But when Life has gone on without you and there is no ready-made path back in, things get … complex. I have stood at the top of the hill, by the park near my neighborhood, and looked, both literally and figuratively, at my town spread out before me. I have stood and wondered how to find my way … in.
I have done that for a few years now, and still have not found that inroad. I know that doesn’t mean it won’t happen but it isn’t happening yet.
I turned to the internet this spring and have found an oasis. A confusing, multi-directional, invigorating, and most wonderfully welcoming beehive, a swarming busy anthill of activity, and connections in all directions.
I knew it would have its ups and its downs. I didn’t know how much internal upheaval and change it would bring for me.
Starting to write, receiving emails of appreciation, and offers, has been life-altering. It has helped me to look up instead of down, to expect impossible things and to see many of those things granted to me.
I knew I had to be careful as I re-learned, again, how to pace myself in this new world. The specter for every chronic, even the recovering ones, is the potential disaster of yet another crash. This was not a new concern. But I had to balance myself within new parameters. Still, I was game, I knew if I could do it right the benefits would far outweigh the hazards. And I have found this to be true.

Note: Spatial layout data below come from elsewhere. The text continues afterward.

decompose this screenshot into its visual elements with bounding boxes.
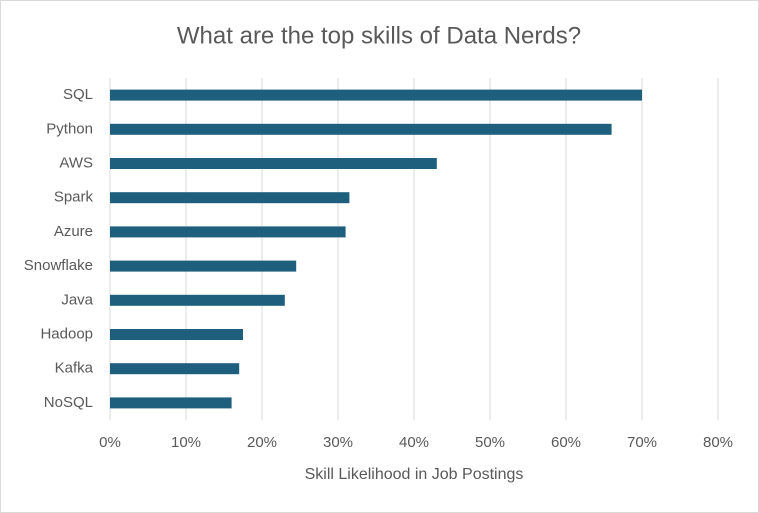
y-tick-label: Hadoop (40, 325, 93, 342)
x-tick-label: 60% (551, 434, 581, 451)
y-tick-label: Snowflake (24, 257, 93, 274)
bar (110, 294, 285, 306)
y-tick-label: Spark (54, 189, 94, 206)
y-tick-label: Java (61, 291, 93, 308)
x-tick-label: 30% (323, 434, 353, 451)
bar (110, 260, 297, 272)
x-tick-label: 80% (703, 434, 733, 451)
bar (110, 158, 437, 169)
bar (110, 89, 642, 101)
x-tick-label: 70% (627, 434, 657, 451)
x-tick-label: 40% (399, 434, 429, 451)
x-tick-label: 20% (247, 434, 277, 451)
bar (110, 192, 350, 204)
bar (110, 123, 612, 135)
x-axis-label: Skill Likelihood in Job Postings (305, 466, 524, 483)
bar (110, 363, 240, 375)
x-tick-label: 50% (475, 434, 505, 451)
y-tick-label: Azure (54, 223, 93, 240)
x-tick-label: 0% (99, 434, 121, 451)
y-tick-label: Python (46, 120, 93, 137)
bar (110, 397, 232, 409)
y-tick-label: Kafka (55, 360, 94, 377)
bar (110, 226, 346, 238)
x-tick-label: 10% (171, 434, 201, 451)
bar (110, 329, 243, 340)
y-tick-label: NoSQL (44, 394, 93, 411)
y-tick-label: AWS (59, 154, 93, 171)
y-tick-label: SQL (63, 86, 93, 103)
chart-title: What are the top skills of Data Nerds? (177, 22, 581, 49)
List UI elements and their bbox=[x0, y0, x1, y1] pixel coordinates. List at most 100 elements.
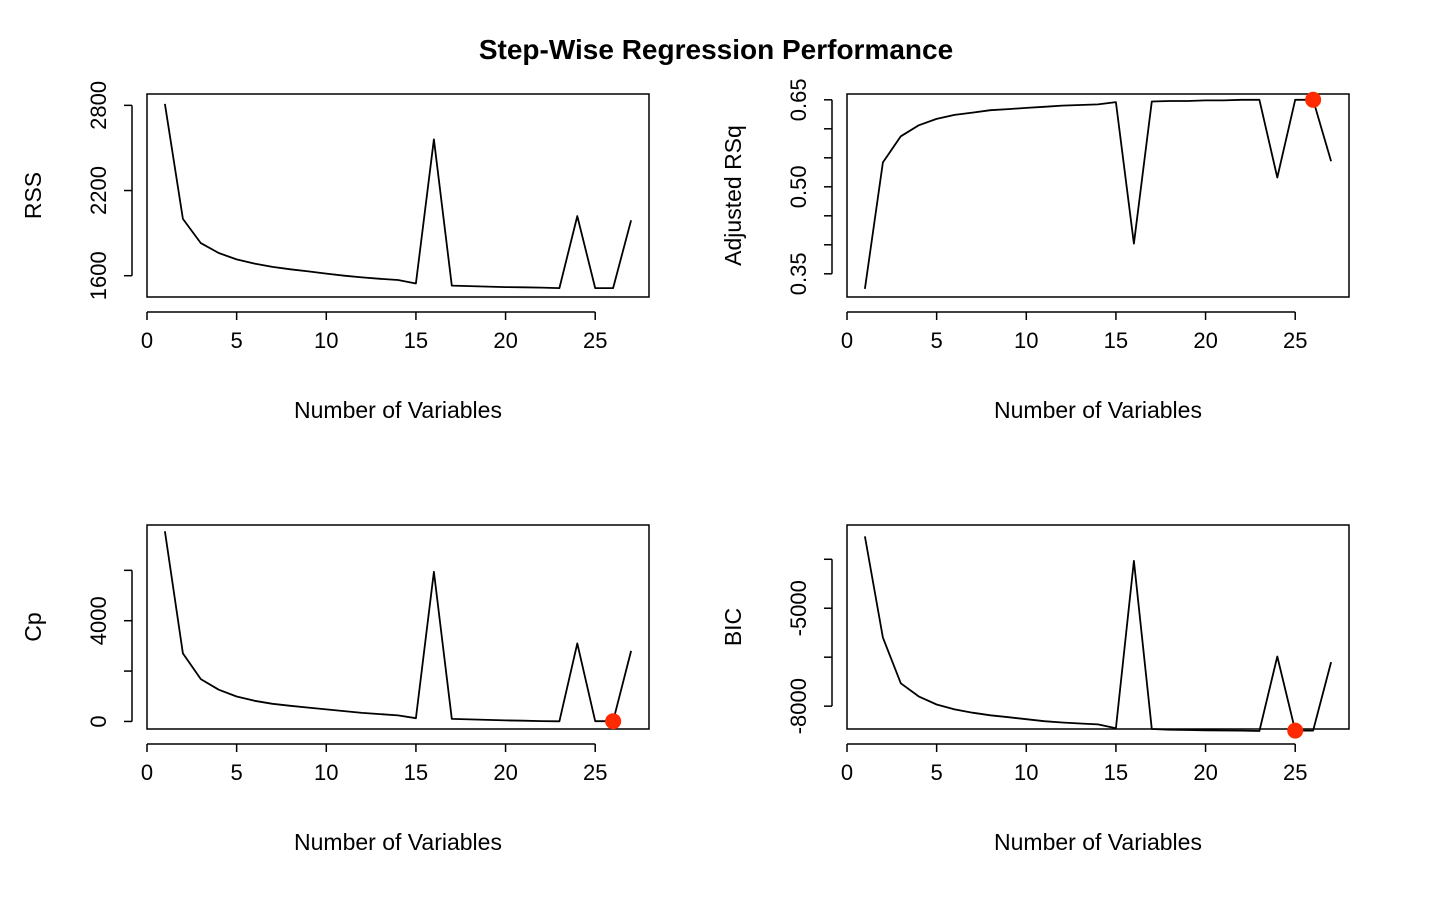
data-point bbox=[397, 279, 399, 281]
data-point bbox=[1258, 99, 1260, 101]
data-point bbox=[989, 714, 991, 716]
data-point bbox=[1186, 729, 1188, 731]
data-point bbox=[1169, 728, 1171, 730]
data-point bbox=[882, 636, 884, 638]
data-point bbox=[343, 275, 345, 277]
data-point bbox=[1169, 100, 1171, 102]
x-tick-label: 10 bbox=[314, 328, 338, 353]
x-tick-label: 25 bbox=[583, 760, 607, 785]
data-point bbox=[1240, 99, 1242, 101]
data-point bbox=[864, 288, 866, 290]
series-line bbox=[864, 98, 1332, 290]
x-tick-label: 20 bbox=[493, 328, 517, 353]
data-point bbox=[1025, 107, 1027, 109]
data-point bbox=[1061, 104, 1063, 106]
data-point bbox=[989, 109, 991, 111]
data-point bbox=[1007, 108, 1009, 110]
x-axis-label: Number of Variables bbox=[294, 397, 502, 423]
data-point bbox=[1276, 655, 1278, 657]
x-tick-label: 10 bbox=[1014, 328, 1038, 353]
data-point bbox=[594, 287, 596, 289]
data-point bbox=[576, 642, 578, 644]
data-point bbox=[1115, 727, 1117, 729]
data-point bbox=[1204, 729, 1206, 731]
data-point bbox=[486, 285, 488, 287]
x-tick-label: 0 bbox=[141, 760, 153, 785]
x-tick-label: 20 bbox=[493, 760, 517, 785]
y-axis-label: Cp bbox=[20, 612, 46, 641]
data-point bbox=[1079, 722, 1081, 724]
data-point bbox=[307, 706, 309, 708]
chart-panel-1: 0 5 10 15 20 25 Number of Variables 1600 2200 280… bbox=[20, 81, 650, 423]
data-point bbox=[900, 682, 902, 684]
data-point bbox=[953, 708, 955, 710]
data-point bbox=[271, 703, 273, 705]
optimum-marker bbox=[1305, 91, 1322, 108]
x-tick-label: 20 bbox=[1193, 760, 1217, 785]
data-point bbox=[1222, 729, 1224, 731]
data-point bbox=[307, 270, 309, 272]
x-tick-label: 15 bbox=[1104, 760, 1128, 785]
data-point bbox=[522, 286, 524, 288]
data-point bbox=[164, 530, 166, 532]
data-point bbox=[1294, 99, 1296, 101]
data-point bbox=[918, 124, 920, 126]
data-point bbox=[253, 700, 255, 702]
y-tick-label: 4000 bbox=[86, 596, 111, 645]
data-point bbox=[540, 720, 542, 722]
data-point bbox=[594, 720, 596, 722]
data-point bbox=[1151, 728, 1153, 730]
data-point bbox=[576, 215, 578, 217]
data-point bbox=[200, 678, 202, 680]
data-point bbox=[415, 717, 417, 719]
data-point bbox=[971, 111, 973, 113]
data-point bbox=[1240, 729, 1242, 731]
data-point bbox=[379, 278, 381, 280]
data-point bbox=[433, 138, 435, 140]
data-point bbox=[1115, 101, 1117, 103]
data-point bbox=[630, 219, 632, 221]
data-point bbox=[253, 262, 255, 264]
data-point bbox=[164, 103, 166, 105]
y-tick-label: 1600 bbox=[86, 251, 111, 300]
plot-frame bbox=[846, 524, 1350, 730]
data-point bbox=[361, 276, 363, 278]
x-tick-label: 25 bbox=[1283, 760, 1307, 785]
data-point bbox=[864, 535, 866, 537]
x-tick-label: 5 bbox=[231, 328, 243, 353]
y-tick-label: 0.35 bbox=[786, 252, 811, 295]
optimum-marker bbox=[1287, 722, 1304, 739]
data-point bbox=[882, 161, 884, 163]
data-point bbox=[540, 286, 542, 288]
data-point bbox=[935, 118, 937, 120]
x-axis-label: Number of Variables bbox=[294, 829, 502, 855]
chart-panel-3: 0 5 10 15 20 25 Number of Variables 0 4000 Cp bbox=[20, 524, 650, 855]
data-point bbox=[1276, 176, 1278, 178]
x-tick-label: 25 bbox=[583, 328, 607, 353]
x-tick-label: 15 bbox=[404, 328, 428, 353]
x-axis-label: Number of Variables bbox=[994, 829, 1202, 855]
data-point bbox=[504, 719, 506, 721]
data-point bbox=[182, 218, 184, 220]
data-point bbox=[325, 272, 327, 274]
data-point bbox=[469, 718, 471, 720]
y-axis-label: Adjusted RSq bbox=[720, 125, 746, 266]
x-axis-label: Number of Variables bbox=[994, 397, 1202, 423]
x-tick-label: 0 bbox=[841, 760, 853, 785]
data-point bbox=[379, 713, 381, 715]
data-point bbox=[271, 266, 273, 268]
data-point bbox=[218, 689, 220, 691]
y-tick-label: 0.50 bbox=[786, 165, 811, 208]
chart-panel-2: 0 5 10 15 20 25 Number of Variables 0.35 0.50 0.6… bbox=[720, 78, 1350, 423]
data-point bbox=[1025, 718, 1027, 720]
data-point bbox=[522, 719, 524, 721]
chart-panel-4: 0 5 10 15 20 25 Number of Variables -8000 -5000 B… bbox=[720, 524, 1350, 855]
optimum-marker bbox=[605, 713, 622, 730]
data-point bbox=[415, 282, 417, 284]
y-axis-label: RSS bbox=[20, 172, 46, 219]
data-point bbox=[1222, 99, 1224, 101]
data-point bbox=[433, 571, 435, 573]
x-tick-label: 10 bbox=[1014, 760, 1038, 785]
data-point bbox=[451, 284, 453, 286]
y-tick-label: 2800 bbox=[86, 81, 111, 130]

I did not expect the emotional roller-coaster set into motion, as I began to form new connections, build new relationships and form new friendships for the first time in six years or more. I mean, this can only be good, right? Right?
I’ve had a really good run in only four months. I’ve gone from being a reluctant hermit prior to this, to receiving dozens of emails a day, lots of good feedback and responses. And you would think that would make me feel just fine, yes? Well, sometimes. And sometimes I would become so afraid that it was all going to go away again, like it did seven years ago, that I would panic at a half-hour of silence in my inbox. I would feel bereft and abandoned by everyone if the constant flow of responses stopped, even for a short time.
It brought to the surface the long-percolating feelings of invisibility and abandonment, even in the midst of this great outpouring of recognition of me as a human being. I was like a dried out sponge, soaking up all the attention, and it was never enough. This was puzzling and disturbing to me. I didn’t used to be like that B.C. (Before Crash) What could it mean?
A few weeks later, I think I understand it better. And I’m writing about it for those who may also be embarking on the road of recovery. I just want to say, that like detoxification, sometimes this good change can be painful. It can be frightening. Old responses and old fears can flare up, in what seem like very inappropriate ways, at very inappropriate times. Don’t let it throw you.
These are just a new type of growing pain. And if you ride it out, it will pass. And you will find your balance in this new and wonderful (and initially frightening) setting of greater health.
As one friend told me recently, You have been sick and fragile for a long time. Your body and your mind have only recently been able to handle new things. They are still afraid of being overwhelmed and lost once again.
But you are on the right road, and you will find your way.